Integrated Care Pathways for Dementia and Delirium Algorithms

In 2019/2020, based on the learning from three acute hospital projects funded by the HSE and Genio to develop integrated care pathways for a person with dementia presenting to their hospital, a national working group developed three pathways to guide the care of a person with dementia. These pathways can be modified by hospital groups or individual hospitals as needed for the local context.  

In addition, two existing delirium algorithms developed by the National Clinical Programme for Older People were updated in 2019/2020 by the working group.

The Integrated Care Pathway for a person with known dementia who presents acutely or in potential crisis describes the integrated care pathway between the community and an acute hospital and back again.

ED/AMAU:

Within this overarching pathway for a person with dementia, there are specific dementia pathways for use in the ED/AMAU. These are closely linked to the national delirium algorithm for use in the ED/AMAU. All older patients should follow the delirium algorithm, and depending on the results of this screening may also then follow a dementia pathway.

These are designed to be used together- please print out as a two-sided A4 page for resource/pathway folders, or as two A3 posters for side-by-side display in the ED/AMAU. The delirium algorithm is updated from Version 1.0 in 2015, and has been nationally endorsed by all relevant national clinical programmes, and is based closely on a draft European guidance document. It should not be modified.

The result of the 4AT test in the delirium algorithm (page 1) indicates the pathway to be followed on page 2. Note that page 2 (reverse side) has a single dementia and/or delirium care bundle for simplicity, as a person with known or suspected dementia and/or delirium is cognitively vulnerable and the principles of care are the same regardless of the final diagnosis. This page can be locally modified as required.

Please see this example of a lanyard flash card which has the 4AT instructions/scoring on one side as a reminder for staff (This example has the useful 'PINCHME' delirium risk factor mnemonic on the other side, but the 4AT could also be put on the reverse of an ID badge)

Hospital wards:

Once a patient is transferred to (or admitted directly to) a ward, the algorithm Delirium on General Hospital Wards: Identifying Patients at Risk, Delirium Screening and Next Steps applies. This is updated from Version 1.0 in 2017, and has been nationally endorsed. It should not be modified.

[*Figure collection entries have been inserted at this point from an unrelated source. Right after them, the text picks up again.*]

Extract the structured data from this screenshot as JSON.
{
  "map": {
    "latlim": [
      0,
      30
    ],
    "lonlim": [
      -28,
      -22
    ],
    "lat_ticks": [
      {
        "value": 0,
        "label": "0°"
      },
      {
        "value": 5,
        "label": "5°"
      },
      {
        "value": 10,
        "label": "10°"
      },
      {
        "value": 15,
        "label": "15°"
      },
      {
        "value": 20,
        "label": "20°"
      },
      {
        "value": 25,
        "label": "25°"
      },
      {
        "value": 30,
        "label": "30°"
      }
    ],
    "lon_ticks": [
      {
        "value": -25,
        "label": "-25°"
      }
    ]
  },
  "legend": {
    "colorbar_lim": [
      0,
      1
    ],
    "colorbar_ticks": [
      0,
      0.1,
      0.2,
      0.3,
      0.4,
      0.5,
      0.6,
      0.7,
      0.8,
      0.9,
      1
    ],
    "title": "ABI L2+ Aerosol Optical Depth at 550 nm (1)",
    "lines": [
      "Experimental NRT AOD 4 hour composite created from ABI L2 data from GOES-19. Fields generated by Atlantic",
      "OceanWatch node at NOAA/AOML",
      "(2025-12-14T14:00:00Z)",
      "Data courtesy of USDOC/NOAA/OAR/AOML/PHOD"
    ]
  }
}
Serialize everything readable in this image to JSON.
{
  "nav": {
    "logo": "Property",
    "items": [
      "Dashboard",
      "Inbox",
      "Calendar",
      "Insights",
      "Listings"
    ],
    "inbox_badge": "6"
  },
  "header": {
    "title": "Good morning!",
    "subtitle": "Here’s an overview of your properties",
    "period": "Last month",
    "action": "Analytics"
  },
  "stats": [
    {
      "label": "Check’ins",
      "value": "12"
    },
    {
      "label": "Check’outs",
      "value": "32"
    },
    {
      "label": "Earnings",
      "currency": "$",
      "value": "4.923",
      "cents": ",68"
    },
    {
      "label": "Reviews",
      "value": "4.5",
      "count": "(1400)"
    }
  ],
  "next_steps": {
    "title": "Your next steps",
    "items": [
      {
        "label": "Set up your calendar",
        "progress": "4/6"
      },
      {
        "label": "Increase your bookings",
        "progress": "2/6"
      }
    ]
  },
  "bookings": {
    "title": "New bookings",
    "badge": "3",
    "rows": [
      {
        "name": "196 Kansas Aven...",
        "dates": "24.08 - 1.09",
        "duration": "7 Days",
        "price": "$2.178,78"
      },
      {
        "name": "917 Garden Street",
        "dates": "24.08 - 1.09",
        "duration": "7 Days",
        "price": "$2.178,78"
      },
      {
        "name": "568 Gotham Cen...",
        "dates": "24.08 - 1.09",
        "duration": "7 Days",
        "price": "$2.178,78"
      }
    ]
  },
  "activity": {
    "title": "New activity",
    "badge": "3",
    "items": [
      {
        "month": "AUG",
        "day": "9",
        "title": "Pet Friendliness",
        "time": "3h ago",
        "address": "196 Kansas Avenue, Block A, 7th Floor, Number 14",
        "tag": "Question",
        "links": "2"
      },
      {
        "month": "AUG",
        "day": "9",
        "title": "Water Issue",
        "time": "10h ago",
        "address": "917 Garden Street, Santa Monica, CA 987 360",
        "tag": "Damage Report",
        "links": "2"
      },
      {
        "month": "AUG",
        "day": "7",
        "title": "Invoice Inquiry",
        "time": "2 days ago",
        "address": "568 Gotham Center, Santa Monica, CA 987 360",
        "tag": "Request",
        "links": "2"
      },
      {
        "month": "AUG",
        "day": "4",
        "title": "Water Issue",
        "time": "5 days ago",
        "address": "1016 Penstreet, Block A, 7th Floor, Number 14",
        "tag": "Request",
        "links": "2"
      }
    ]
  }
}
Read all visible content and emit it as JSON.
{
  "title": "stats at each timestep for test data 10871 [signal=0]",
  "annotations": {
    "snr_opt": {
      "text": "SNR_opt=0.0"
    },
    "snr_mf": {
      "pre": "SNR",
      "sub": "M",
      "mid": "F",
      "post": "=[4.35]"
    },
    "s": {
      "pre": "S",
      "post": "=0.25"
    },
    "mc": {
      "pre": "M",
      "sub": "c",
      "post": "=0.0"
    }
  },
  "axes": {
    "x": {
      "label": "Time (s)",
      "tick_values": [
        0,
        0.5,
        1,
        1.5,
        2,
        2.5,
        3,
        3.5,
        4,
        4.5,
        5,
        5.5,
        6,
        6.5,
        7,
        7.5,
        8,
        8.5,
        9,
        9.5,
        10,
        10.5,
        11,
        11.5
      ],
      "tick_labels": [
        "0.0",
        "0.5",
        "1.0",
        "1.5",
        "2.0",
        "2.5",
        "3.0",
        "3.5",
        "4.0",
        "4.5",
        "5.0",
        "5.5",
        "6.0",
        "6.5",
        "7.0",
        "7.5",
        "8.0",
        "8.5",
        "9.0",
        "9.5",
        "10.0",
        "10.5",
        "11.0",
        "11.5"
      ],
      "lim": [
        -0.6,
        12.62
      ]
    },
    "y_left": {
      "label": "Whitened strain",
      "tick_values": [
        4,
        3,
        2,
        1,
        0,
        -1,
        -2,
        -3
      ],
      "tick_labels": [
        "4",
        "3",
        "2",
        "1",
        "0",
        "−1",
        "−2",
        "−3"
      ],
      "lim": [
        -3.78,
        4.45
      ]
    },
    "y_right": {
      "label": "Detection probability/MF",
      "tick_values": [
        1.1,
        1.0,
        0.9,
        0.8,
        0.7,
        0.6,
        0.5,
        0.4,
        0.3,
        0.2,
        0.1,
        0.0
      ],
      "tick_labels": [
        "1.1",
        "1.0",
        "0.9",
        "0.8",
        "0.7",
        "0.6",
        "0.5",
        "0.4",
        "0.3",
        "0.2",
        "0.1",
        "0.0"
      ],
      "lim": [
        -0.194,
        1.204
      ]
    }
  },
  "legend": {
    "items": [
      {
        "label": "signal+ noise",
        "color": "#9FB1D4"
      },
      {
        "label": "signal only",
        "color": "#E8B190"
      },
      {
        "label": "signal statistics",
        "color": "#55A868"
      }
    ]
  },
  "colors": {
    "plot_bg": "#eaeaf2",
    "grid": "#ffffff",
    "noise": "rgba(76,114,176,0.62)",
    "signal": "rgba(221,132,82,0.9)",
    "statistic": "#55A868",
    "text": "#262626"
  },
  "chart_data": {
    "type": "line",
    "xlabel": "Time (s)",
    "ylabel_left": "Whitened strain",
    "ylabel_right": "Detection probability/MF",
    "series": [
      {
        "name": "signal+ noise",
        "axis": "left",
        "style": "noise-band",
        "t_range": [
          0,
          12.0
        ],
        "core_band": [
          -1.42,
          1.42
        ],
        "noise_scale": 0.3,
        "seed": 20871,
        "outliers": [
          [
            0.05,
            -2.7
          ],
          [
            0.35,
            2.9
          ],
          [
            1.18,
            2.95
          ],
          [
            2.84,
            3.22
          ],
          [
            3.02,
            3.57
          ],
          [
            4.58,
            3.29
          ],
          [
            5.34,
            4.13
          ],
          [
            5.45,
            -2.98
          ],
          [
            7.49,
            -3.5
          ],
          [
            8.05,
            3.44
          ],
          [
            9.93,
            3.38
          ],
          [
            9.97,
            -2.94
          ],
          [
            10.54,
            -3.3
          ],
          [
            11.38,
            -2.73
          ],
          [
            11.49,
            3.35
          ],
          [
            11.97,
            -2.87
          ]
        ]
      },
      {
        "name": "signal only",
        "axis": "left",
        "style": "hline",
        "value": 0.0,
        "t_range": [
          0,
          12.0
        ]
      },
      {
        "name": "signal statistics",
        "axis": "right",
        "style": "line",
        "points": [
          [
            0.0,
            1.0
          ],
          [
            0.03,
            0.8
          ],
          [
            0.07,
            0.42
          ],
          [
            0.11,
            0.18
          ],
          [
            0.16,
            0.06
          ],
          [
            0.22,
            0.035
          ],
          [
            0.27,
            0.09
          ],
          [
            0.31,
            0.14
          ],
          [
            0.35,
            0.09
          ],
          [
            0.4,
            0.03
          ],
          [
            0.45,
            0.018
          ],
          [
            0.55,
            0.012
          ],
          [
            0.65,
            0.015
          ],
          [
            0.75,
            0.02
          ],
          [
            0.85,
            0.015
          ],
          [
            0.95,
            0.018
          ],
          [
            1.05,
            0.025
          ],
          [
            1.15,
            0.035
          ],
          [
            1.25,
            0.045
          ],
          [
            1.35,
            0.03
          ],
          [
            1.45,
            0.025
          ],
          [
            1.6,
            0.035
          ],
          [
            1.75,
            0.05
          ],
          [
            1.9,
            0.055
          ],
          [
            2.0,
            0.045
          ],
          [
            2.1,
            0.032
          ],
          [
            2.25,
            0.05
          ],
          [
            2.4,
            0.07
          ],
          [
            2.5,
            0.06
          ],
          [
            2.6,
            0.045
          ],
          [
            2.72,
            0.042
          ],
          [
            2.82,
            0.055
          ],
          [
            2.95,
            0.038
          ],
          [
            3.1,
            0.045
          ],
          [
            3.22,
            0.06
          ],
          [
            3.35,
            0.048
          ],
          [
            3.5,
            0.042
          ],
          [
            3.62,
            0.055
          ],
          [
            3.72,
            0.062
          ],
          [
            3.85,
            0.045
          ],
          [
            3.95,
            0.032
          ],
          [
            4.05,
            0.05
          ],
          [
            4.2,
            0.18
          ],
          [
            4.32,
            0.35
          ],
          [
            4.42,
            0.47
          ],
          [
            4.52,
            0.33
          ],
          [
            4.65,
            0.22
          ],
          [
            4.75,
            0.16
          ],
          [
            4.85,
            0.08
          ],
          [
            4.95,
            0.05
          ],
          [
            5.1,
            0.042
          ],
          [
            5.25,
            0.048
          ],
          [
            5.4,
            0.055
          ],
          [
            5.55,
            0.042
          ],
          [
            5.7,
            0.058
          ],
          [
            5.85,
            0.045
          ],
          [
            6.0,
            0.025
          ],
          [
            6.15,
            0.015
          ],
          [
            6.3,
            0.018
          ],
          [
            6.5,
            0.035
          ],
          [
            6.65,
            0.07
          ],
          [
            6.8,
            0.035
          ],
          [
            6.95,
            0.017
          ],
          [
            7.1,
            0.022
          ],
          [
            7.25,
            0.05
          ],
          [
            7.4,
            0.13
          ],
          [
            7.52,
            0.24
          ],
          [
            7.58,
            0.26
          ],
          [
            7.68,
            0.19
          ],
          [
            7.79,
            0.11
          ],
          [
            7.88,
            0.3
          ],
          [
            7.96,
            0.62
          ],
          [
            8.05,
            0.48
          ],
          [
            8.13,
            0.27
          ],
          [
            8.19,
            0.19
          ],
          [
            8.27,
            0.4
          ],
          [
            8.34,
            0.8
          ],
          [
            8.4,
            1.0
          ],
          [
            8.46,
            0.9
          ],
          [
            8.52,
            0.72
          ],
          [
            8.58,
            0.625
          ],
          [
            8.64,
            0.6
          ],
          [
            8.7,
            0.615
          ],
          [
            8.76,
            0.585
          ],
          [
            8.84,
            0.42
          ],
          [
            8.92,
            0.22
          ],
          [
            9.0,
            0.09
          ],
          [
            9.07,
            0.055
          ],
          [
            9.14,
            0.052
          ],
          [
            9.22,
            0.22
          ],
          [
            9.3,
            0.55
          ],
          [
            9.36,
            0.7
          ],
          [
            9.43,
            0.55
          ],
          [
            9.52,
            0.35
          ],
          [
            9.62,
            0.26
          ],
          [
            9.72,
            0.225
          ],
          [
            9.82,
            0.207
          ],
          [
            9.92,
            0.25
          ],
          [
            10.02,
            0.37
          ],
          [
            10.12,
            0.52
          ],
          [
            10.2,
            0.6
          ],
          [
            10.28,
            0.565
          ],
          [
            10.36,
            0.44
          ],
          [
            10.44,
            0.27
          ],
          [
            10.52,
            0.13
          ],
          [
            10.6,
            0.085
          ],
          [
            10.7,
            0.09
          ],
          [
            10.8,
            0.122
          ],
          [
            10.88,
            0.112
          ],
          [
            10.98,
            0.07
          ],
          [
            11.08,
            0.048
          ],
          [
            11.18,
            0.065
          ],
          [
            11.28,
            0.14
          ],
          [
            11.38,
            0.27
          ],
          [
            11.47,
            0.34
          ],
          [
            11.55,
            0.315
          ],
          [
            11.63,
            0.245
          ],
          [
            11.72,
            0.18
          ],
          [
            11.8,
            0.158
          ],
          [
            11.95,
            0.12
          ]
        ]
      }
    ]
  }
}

You should also consider providing written information about delirium to the patient, if appropriate, and their family. This Delirium information leaflet was first developed in 2017 by the NCPOP (to support the implementation of the ward delirium algorithm) and was updated in 2020 by the national dementia pathways working group. It can be modified locally to suit the local context, or tailored for potential recipients (eg surgical patients, ICU patients, hip fracture patients, etc), applying local version control as appropriate. 

All in-patients with known dementia will follow the delirium algorithm, but also the  Integrated Dementia Care Pathway for Acute Hospital Wards (as in-patient dementia care is more than just delirium prevention).

A patient with suspected dementia is also treated according to the delirium algorithm, but in addition needs to follow the Diagnostic Pathway for Suspected Dementia on Acute Hospital Wards, to ensure that the person is assessed for possible dementia at an appropriate time. 

The two pathways (for known dementia and suspected dementia) are Designed to be printed as a two-sided A4 page for ward resource/pathway folders, or can be displayed as two A3 posters side-by-side on the ward.

These care pathways can be locally modified as needed to fit local resources/other pathways of care.

The document "Management Tips for Suspected Delirium in Patients with COVID-19" may be useful for the particular needs of a person with delirium in the context of COVID-19.